First Kuwaiti General Trading & Contracting Company
- Industry: Contracting
- Founded: 1996; 29 years ago
- Founders: Wadih al-Absi; Mohammed Maaraf;
- Headquarters: Kuwait City, Kuwait
- Area served: Kuwait, Iraq
- Website: firstkuwaiti.com

= First Kuwaiti General Trading & Contracting Company =

Construction company in Kuwait

First Kuwaiti General Trading & Contracting Company (also known as First Kuwaiti Trading Company and FKTC) is a construction company founded in 1996 by Wadih al-Absi and Mohammed Maaraf which has been engaged by the United States government for over two hundred projects in Kuwait and Iraq. The company was contracted to build the Embassy of the United States in Baghdad in 2004. The embassy was officially completed on May 12, 2008, at the cost of $736 million. The United States officials in charge of the project were said to have been pleased with the work FKTC had done on the embassy.

==Labor allegations==
The company has received substantial criticism, both for the physical quality of its work, and for allegations of labor abuse which came to light in testimony given by former First Kuwaiti employees to an Oversight Committee of the United States Congress; one former employee claimed that First Kuwaiti had promised these laborers from, among many countries, India, the Philippines, West Africa and China jobs in Dubai and Kuwait at wages as much as four times their current salaries, only to be flown into Iraq and forced into work there. In addition, some laborers were charged arbitrary fees (ranging from $1000 to $1800) just for the opportunity to work elsewhere, to also be flown into Iraq and have their passports collected. Several months before that hearing, the nongovernmental research group CorpWatch had reported, based on interviews with former officers and employees of First Kuwaiti, that the company was deceiving workers, confiscating their passports, and mistreating them on the job. Furthermore, it was discovered that not only are the workers being forced to endure this treatment, their living environment, nutrition, and health care system are of extremely poor quality. Rory Mayberry, a man sent over by the U.S. Government to help with overseeing some of the project, recalls that "there hadn't been any follow up on medical care.

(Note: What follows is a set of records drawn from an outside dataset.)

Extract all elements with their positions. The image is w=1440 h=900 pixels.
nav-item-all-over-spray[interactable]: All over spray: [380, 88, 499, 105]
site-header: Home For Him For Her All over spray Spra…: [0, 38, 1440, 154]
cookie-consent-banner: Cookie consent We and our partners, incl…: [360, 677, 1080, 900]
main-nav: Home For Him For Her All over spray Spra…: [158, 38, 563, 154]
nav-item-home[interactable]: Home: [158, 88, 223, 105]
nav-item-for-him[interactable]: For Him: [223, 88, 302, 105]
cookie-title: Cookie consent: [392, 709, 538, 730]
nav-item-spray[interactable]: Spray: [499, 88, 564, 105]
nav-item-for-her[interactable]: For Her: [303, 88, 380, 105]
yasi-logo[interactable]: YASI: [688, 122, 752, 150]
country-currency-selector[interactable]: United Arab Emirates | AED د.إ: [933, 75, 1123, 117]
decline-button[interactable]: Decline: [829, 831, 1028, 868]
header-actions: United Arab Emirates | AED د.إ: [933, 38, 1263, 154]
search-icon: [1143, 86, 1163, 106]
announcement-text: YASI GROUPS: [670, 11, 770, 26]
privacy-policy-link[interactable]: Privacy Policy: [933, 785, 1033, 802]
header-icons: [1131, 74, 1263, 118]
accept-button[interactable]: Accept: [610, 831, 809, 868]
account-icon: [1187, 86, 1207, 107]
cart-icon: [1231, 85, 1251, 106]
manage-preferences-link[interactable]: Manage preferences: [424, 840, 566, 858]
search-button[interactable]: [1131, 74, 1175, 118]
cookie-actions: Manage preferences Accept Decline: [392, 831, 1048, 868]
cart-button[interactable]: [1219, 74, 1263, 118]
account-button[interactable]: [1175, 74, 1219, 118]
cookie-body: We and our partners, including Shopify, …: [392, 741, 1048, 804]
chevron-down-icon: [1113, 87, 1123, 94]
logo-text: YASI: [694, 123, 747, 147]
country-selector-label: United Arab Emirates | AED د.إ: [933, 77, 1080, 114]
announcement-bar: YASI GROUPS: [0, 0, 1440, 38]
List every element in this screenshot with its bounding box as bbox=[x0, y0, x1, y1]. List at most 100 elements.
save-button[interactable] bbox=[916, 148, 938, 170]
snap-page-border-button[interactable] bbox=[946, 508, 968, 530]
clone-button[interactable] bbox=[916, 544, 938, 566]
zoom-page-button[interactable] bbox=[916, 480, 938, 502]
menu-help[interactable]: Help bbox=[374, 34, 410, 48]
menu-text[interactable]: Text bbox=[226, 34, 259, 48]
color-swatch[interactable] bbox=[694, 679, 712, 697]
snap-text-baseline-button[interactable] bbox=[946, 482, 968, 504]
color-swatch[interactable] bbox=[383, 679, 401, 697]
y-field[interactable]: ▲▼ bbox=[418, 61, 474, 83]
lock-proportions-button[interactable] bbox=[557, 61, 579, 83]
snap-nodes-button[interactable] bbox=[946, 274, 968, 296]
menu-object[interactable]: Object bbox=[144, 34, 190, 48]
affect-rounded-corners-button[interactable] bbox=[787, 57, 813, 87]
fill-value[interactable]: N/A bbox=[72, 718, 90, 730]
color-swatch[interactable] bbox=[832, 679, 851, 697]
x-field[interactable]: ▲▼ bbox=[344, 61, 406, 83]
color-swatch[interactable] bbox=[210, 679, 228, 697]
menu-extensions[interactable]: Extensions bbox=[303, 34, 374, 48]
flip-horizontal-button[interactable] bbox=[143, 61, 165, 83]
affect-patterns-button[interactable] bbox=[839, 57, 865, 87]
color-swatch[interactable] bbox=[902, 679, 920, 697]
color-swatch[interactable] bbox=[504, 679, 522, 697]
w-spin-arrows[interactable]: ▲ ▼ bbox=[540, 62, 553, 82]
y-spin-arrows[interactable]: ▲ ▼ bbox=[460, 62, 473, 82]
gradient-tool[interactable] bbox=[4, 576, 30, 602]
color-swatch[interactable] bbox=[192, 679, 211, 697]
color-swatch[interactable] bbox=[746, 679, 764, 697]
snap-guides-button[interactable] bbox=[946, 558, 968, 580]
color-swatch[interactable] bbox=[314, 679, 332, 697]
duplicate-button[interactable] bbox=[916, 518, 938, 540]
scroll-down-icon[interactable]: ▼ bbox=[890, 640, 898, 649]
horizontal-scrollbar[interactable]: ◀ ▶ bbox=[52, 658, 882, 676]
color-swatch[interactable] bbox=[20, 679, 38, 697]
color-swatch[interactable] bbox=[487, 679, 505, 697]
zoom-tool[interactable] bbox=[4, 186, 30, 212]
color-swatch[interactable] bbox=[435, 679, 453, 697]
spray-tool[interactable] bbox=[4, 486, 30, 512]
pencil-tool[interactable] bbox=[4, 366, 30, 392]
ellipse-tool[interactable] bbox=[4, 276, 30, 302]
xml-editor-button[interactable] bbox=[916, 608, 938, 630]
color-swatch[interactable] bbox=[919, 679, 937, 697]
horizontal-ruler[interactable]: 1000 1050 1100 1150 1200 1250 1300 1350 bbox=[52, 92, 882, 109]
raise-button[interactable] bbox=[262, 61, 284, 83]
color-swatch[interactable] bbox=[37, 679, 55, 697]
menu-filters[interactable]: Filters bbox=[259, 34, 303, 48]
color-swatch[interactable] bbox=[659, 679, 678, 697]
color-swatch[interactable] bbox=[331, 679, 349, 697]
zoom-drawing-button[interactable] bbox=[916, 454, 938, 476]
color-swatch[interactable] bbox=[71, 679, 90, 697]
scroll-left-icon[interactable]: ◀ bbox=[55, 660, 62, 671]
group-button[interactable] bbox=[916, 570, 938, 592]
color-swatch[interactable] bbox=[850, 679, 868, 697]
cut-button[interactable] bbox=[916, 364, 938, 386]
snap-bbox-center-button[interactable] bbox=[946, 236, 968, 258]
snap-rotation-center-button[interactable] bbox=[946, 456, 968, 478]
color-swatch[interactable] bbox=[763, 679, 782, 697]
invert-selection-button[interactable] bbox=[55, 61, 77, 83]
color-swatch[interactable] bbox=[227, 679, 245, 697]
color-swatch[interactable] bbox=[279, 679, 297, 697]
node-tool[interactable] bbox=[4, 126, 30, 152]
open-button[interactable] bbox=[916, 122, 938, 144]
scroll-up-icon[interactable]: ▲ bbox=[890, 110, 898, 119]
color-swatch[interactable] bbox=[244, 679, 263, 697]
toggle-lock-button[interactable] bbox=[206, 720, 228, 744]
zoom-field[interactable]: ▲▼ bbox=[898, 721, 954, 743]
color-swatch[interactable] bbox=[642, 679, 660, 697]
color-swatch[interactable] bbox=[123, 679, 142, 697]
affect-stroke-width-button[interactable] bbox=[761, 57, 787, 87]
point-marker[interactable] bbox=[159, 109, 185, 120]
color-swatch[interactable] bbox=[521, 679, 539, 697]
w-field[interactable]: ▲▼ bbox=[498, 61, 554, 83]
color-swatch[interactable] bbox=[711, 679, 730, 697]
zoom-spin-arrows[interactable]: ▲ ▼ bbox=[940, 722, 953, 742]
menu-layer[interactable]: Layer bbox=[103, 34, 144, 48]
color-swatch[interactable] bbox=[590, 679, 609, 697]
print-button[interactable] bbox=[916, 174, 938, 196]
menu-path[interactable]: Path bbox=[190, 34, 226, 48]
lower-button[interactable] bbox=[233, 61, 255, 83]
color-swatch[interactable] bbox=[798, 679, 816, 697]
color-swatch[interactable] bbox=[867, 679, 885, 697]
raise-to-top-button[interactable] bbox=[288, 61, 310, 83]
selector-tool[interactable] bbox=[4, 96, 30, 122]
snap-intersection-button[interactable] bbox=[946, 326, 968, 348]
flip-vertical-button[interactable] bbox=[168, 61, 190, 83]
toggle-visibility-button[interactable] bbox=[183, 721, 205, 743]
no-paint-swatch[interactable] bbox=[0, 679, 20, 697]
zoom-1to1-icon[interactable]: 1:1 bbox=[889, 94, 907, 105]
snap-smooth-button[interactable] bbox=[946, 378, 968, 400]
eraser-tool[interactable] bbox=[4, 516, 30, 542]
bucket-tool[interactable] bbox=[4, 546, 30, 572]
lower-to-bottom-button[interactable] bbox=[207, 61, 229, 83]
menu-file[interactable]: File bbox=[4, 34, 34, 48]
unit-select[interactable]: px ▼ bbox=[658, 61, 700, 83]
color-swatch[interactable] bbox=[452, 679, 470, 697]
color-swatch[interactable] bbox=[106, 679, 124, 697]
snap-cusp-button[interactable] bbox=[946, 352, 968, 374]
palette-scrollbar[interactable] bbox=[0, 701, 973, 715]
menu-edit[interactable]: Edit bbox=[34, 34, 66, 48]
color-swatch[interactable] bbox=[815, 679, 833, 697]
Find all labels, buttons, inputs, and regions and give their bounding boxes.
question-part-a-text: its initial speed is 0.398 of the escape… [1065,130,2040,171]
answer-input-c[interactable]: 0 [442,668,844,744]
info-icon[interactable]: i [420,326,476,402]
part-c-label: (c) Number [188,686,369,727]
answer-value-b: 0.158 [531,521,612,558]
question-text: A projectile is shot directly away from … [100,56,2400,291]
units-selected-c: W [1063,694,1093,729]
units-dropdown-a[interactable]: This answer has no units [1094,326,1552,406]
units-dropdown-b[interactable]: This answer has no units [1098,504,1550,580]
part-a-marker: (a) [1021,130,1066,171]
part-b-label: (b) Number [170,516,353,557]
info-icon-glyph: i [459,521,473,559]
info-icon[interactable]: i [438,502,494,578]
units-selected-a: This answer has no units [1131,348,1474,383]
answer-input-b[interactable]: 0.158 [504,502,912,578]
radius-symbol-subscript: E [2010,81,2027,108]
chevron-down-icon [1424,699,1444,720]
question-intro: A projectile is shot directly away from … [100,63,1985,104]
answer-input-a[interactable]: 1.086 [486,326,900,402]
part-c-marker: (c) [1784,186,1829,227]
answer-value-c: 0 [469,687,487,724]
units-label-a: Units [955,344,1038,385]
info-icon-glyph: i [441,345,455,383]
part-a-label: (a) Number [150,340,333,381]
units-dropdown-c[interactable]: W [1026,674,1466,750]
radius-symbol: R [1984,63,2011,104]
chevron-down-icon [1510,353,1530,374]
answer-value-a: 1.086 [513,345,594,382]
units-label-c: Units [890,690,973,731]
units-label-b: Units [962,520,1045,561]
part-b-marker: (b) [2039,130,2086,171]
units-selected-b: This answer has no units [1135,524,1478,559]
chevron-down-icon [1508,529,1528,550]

People were walking around intoxicated on pain relievers with unwrapped wounds and there were a lot of infections… The idea that there was any hygiene seemed ridiculous. I'm not sure they were even bathing." Many of the workers face the same obstacle of not being able to leave due to the debt that they are in from paying the fee to work, or not having any form of transportation out of Iraq. After being asked about the mistreatment of the labor force in 2005, general manager al-Absi threatened to sue if any of the allegations against First Kuwaiti were published. In response to the allegations of the mistreatment,

Mayberry's testimony was later called into question after the Wall Street Journal (WSJ) investigated his employment and criminal history writing, "Extensive police and court records from Oregon and California show that Mayberry has a string of convictions going back to the mid-1980s, including two for forgery, one for burglary and a fourth for welfare fraud. In 2004, before heading off to Iraq to work as a medic, foodservice manager, radio technician, and sometimes mortician, Mayberry was fined $4,000 for working as an embalmer without a license and for various Oregon state infractions as a “crematory operator”, records show."

According to the WSJ, Mayberry only worked on the embassy construction project for five days prior to being fired for failure to demonstrate the proper training and credentials for his work as an on-site medic.

==False Claims Act Case==
A former employee John Owens brought a qui tam suit under the False Claims Act in 2008, alleging that First Kuwaiti had billed falsely for deficient work in relation to the embassy, and that it retaliated against him for actions taken to pursue his claim. The District Court for the Eastern District of Virginia granted summary judgment to the company, but due to a lack of evidence of fraud, a verdict was upheld on appeal. The Appeal Court reiterated that the False Claims Act "does not punish honest mistakes or incorrect claims submitted through mere negligence".